LGTM is a powerful tool when configured correctly, but its integration can be fragile in complex, real-world codebases. Silent failures, skipped scans, and false alerts undermine developer confidence and security posture. By understanding the lifecycle of LGTM analysis, inspecting logs, using CodeQL locally, and maintaining tight configuration discipline, tech teams can ensure accurate, consistent code quality checks at scale.

FAQs

1. Why are LGTM checks not showing up on my PR?

This often results from token misconfigurations, disabled integrations, or incorrect branch targeting in LGTM settings.

2. How do I suppress false positives in LGTM?

You can write custom CodeQL queries with guard clauses or annotate code with suppression comments if supported.

3. Does LGTM support monorepos with multiple build systems?

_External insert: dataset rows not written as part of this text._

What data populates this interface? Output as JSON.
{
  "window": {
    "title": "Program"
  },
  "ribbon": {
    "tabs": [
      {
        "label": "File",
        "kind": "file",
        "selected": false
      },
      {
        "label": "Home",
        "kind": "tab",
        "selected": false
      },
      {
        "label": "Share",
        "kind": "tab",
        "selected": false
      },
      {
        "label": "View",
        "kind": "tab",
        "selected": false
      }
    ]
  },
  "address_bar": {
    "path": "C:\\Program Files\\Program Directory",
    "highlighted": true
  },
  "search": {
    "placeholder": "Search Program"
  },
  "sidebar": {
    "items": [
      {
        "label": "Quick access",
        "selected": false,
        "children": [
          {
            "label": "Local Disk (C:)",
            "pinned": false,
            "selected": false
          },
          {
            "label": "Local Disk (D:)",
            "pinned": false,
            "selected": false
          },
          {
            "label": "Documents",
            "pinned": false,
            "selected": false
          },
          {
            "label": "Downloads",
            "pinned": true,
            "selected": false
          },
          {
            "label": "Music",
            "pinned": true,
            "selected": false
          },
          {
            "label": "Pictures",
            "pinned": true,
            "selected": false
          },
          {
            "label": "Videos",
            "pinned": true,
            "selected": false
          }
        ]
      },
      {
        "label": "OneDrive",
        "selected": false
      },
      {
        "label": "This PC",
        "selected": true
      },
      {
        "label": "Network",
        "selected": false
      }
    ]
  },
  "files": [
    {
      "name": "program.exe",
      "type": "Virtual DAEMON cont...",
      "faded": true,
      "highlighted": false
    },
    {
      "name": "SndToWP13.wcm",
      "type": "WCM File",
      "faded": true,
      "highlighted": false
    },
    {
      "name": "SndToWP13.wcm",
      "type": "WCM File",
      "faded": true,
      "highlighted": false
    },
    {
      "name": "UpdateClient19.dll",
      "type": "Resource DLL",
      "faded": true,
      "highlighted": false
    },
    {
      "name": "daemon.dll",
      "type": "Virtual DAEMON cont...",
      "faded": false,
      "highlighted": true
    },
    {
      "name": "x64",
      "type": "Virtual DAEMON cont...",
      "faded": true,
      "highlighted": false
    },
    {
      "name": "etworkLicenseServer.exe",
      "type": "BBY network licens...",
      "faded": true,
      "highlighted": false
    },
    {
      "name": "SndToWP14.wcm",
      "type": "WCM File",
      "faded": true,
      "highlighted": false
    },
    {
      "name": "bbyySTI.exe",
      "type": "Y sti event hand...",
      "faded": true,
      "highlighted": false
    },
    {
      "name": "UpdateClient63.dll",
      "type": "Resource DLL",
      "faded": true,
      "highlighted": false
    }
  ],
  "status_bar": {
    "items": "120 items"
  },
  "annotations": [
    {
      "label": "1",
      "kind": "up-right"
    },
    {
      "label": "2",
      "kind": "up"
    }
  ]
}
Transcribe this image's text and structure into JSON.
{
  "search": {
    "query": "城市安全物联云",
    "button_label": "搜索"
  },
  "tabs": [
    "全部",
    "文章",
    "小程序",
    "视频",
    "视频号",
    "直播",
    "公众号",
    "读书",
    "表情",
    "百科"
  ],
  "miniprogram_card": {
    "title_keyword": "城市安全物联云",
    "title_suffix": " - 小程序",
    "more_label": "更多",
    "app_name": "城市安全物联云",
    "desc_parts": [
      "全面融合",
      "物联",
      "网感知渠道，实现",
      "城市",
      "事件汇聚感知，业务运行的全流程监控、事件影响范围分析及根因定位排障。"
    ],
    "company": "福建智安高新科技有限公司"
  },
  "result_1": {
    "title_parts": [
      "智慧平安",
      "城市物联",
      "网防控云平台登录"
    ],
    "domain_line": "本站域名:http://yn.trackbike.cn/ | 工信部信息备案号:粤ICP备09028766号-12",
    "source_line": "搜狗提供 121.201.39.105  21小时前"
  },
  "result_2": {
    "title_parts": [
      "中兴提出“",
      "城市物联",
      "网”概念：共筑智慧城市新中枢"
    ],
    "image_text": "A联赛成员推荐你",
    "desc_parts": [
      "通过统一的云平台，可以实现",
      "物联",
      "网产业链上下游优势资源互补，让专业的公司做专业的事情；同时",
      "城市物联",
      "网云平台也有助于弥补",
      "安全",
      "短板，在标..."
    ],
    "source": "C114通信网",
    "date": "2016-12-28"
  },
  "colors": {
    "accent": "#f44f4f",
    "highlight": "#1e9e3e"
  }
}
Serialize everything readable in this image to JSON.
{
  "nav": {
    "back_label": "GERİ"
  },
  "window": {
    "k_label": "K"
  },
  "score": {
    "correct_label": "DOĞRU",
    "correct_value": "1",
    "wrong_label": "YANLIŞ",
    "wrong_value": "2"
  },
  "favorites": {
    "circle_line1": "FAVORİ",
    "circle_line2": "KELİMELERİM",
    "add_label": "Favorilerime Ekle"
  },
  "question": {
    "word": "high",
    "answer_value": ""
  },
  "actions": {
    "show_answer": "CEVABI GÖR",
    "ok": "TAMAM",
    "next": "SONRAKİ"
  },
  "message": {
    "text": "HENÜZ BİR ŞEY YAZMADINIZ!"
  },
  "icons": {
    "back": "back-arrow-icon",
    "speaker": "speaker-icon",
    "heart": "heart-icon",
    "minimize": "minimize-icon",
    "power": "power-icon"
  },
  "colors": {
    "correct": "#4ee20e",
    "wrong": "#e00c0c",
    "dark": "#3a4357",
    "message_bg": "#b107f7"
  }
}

Yes, but each language and module must be explicitly defined in lgtm.yml. Auto-detection is limited in such setups.

4. Can I run LGTM locally?

No, but you can replicate its analysis using CodeQL CLI, which is the core analysis engine used by LGTM.

5. How do I force LGTM to rescan my project?

Use the LGTM UI to delete snapshots or reconfigure analysis to trigger a fresh scan. Commits alone won't always retrigger scans.